Naturally, the attached message contained a plea to help Mr. Ahia transfer a large sum of money to the United States through my bank account.
Here is my reply:
"Dear Barrister Ahia:
"Cousin Ali is dead? I am desolated beyond words at this terrible news! Is it true he died in a tragic bungee jumping accident? Or that he was bitten in a sensitive area by a poisonous spider? Or that he was caught in flagrante delicto (Flagrante Delicto is a popular resort where cousin Ali often went to escape his legal troubles) by the husband of the wealthy woman with whom he was having a torrid affair?
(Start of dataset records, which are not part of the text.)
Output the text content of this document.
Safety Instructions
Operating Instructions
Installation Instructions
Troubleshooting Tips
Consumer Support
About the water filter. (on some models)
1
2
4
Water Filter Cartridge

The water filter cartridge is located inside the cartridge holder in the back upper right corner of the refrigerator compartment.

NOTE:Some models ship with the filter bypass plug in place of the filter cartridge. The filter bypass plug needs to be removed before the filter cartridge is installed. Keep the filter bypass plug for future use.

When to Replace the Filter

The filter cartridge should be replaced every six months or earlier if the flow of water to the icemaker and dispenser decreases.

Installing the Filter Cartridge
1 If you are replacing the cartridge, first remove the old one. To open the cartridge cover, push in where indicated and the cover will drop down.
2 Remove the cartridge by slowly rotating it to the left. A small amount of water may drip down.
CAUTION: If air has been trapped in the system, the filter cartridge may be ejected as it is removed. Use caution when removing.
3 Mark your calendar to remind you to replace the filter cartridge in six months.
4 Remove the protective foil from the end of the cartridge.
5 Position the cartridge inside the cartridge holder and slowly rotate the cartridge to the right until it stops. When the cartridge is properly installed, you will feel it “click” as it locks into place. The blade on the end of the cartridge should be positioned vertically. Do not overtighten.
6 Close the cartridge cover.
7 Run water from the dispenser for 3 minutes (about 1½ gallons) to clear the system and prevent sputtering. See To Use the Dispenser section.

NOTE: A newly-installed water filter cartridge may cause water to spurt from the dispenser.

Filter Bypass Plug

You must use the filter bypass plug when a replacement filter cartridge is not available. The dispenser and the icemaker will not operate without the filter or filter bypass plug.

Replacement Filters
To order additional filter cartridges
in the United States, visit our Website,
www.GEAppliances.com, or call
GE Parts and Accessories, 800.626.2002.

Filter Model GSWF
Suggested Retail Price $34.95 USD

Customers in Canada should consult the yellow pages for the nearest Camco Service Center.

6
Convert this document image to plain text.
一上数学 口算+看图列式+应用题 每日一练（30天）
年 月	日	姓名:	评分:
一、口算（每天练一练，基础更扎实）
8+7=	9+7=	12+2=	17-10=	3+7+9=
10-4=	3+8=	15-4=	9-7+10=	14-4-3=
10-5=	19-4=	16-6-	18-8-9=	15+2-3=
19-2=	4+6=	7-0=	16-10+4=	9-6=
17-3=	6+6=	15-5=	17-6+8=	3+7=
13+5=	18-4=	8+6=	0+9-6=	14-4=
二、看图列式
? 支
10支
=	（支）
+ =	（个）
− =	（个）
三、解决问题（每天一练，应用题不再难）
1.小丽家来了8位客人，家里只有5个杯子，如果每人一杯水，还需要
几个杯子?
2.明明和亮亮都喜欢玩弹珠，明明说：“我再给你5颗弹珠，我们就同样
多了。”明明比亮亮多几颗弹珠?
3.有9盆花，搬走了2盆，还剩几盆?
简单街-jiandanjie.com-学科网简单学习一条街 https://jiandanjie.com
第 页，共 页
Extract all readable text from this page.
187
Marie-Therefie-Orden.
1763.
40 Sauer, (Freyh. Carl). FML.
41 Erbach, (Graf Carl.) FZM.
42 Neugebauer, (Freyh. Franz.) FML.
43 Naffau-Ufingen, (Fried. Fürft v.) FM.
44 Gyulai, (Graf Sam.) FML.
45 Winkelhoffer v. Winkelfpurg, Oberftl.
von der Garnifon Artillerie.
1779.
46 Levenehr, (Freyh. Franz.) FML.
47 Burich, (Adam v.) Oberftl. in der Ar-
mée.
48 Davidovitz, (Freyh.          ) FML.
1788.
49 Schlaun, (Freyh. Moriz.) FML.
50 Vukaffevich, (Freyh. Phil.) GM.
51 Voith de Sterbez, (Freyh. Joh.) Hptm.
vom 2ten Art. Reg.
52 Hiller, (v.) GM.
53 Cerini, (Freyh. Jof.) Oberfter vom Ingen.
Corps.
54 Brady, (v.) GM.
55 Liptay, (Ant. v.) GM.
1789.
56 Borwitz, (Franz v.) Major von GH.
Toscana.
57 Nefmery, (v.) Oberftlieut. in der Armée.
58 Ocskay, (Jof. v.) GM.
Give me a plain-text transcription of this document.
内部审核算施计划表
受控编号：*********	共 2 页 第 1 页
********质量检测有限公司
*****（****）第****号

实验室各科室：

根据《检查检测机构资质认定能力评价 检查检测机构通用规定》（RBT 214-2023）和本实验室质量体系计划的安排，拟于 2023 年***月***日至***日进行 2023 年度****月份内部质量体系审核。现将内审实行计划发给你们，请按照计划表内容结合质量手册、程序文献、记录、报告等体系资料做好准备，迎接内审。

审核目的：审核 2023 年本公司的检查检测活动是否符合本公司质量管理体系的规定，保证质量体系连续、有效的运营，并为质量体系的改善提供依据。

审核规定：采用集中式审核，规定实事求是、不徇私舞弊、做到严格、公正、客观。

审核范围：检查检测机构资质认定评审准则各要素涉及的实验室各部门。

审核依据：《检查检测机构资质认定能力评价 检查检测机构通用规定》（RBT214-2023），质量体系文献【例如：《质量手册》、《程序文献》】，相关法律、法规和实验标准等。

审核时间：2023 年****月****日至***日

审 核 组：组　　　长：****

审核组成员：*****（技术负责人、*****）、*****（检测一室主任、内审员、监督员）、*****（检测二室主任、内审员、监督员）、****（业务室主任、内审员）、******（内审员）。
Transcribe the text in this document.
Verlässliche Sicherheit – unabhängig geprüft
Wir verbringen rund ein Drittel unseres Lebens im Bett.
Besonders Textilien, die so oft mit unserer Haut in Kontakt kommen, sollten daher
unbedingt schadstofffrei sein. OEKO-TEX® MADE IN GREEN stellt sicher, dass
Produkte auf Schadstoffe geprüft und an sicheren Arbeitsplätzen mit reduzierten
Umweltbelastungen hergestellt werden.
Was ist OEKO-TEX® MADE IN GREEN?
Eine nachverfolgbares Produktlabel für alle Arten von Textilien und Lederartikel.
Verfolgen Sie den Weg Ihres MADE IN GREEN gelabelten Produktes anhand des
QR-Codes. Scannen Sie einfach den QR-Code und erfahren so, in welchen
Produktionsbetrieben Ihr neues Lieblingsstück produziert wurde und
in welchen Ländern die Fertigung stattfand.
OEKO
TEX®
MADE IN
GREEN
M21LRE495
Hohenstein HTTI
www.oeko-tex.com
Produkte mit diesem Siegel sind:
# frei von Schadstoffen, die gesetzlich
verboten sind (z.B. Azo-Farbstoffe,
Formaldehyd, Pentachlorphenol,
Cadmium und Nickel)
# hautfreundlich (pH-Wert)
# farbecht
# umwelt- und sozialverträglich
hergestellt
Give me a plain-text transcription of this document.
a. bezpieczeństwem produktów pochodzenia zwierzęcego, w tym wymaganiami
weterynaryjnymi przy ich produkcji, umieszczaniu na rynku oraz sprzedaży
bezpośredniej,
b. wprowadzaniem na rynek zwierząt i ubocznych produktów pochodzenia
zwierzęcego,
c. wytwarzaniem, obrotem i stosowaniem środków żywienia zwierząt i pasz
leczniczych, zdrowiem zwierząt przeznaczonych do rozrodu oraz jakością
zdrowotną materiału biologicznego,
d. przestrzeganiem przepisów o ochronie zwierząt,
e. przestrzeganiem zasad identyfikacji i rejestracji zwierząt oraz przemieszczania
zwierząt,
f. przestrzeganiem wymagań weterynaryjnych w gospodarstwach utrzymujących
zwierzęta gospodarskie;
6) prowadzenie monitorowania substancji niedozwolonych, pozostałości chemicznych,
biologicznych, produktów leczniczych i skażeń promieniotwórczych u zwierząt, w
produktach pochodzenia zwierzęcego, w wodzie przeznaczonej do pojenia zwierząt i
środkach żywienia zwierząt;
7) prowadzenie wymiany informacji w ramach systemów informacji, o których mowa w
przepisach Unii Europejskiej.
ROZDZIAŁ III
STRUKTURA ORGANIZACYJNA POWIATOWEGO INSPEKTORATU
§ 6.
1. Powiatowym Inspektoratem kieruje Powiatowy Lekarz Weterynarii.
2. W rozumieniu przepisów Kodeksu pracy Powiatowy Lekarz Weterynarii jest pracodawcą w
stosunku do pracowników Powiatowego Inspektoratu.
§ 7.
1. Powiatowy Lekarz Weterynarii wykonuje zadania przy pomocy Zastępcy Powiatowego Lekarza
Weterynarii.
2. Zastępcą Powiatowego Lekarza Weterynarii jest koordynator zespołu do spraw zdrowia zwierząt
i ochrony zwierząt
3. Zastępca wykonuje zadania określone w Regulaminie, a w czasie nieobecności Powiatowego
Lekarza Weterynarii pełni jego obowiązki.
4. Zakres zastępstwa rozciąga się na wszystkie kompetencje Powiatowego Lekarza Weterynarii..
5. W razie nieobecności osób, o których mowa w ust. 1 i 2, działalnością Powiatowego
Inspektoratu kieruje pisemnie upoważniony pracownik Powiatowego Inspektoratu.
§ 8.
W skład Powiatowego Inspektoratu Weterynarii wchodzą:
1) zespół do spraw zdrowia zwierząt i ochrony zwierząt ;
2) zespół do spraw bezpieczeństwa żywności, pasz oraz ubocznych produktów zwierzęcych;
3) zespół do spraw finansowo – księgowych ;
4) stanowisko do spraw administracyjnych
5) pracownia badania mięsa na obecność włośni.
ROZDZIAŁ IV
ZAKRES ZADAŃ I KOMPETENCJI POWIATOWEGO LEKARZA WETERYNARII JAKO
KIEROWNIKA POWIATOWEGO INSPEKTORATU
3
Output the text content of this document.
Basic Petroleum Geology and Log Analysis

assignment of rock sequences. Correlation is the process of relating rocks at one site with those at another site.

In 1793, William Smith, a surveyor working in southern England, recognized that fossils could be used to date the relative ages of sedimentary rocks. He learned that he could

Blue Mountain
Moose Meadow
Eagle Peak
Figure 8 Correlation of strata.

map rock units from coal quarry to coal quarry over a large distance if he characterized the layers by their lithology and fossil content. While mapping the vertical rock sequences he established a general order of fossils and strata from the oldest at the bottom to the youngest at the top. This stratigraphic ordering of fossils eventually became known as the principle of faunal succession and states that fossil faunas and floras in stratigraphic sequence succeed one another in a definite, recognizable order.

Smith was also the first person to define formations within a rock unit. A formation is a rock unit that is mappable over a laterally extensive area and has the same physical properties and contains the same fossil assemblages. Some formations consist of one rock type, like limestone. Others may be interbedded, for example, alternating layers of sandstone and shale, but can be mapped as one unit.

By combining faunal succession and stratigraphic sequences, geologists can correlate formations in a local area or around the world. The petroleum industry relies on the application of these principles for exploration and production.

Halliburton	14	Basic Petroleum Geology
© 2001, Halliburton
"Please write back to fill me in on the scandalous details and to arrange to send all of his money to my bank account here in the United States.
Strangely, I have not had further contact with Mr. Ahia. But I did hear from Miss Jessica Yao, an orphaned college student who has been targeted for murder by the thugs who killed her father, a wealthy cocoa merchant. They want to get their bloody hands on her father's fortune, which is why she wishes to transfer the money, through me, to the United States. Miss Yao wrote to me, in part, as follows:
"Thanks for your prompt responds and my heartily greetings to you this day. I am glad for your interest in helping me with the funds transfer and investments in your country. Please promise me that you will not betray me when my inheritance is transferred into your account ... God bless you.
"Best wishes with love,
Miss Jessica Yao"
Here is my reply:
"It grieves me to read of your troubles, which have touched my heart. I was already touched in the head. You probably think I am an easy touch, which is why you have written to me.
"I am a newspaper columnist who had to take a vow of poverty when I went into journalism, so I could use the money. Your story will be of great interest to readers around the world, including, I am sure, the authorities.
"Please respond quickly, dear one, for I desire to transact with you. It will be chaste, unless you are chased, by the police, who may want to arrest you for fraud, in which case I will have the funds to bail you out. At the very least, I'll send you a postcard from the new vacation home your money will enable me to buy. God bless you.
"Best wishes with love,
Unfortunately, I have not had further correspondence with Miss Yao or any of the other nice people who wanted to make me rich. But I am not giving up. Maybe, with the help of our elected officials, I can get some money from AIG.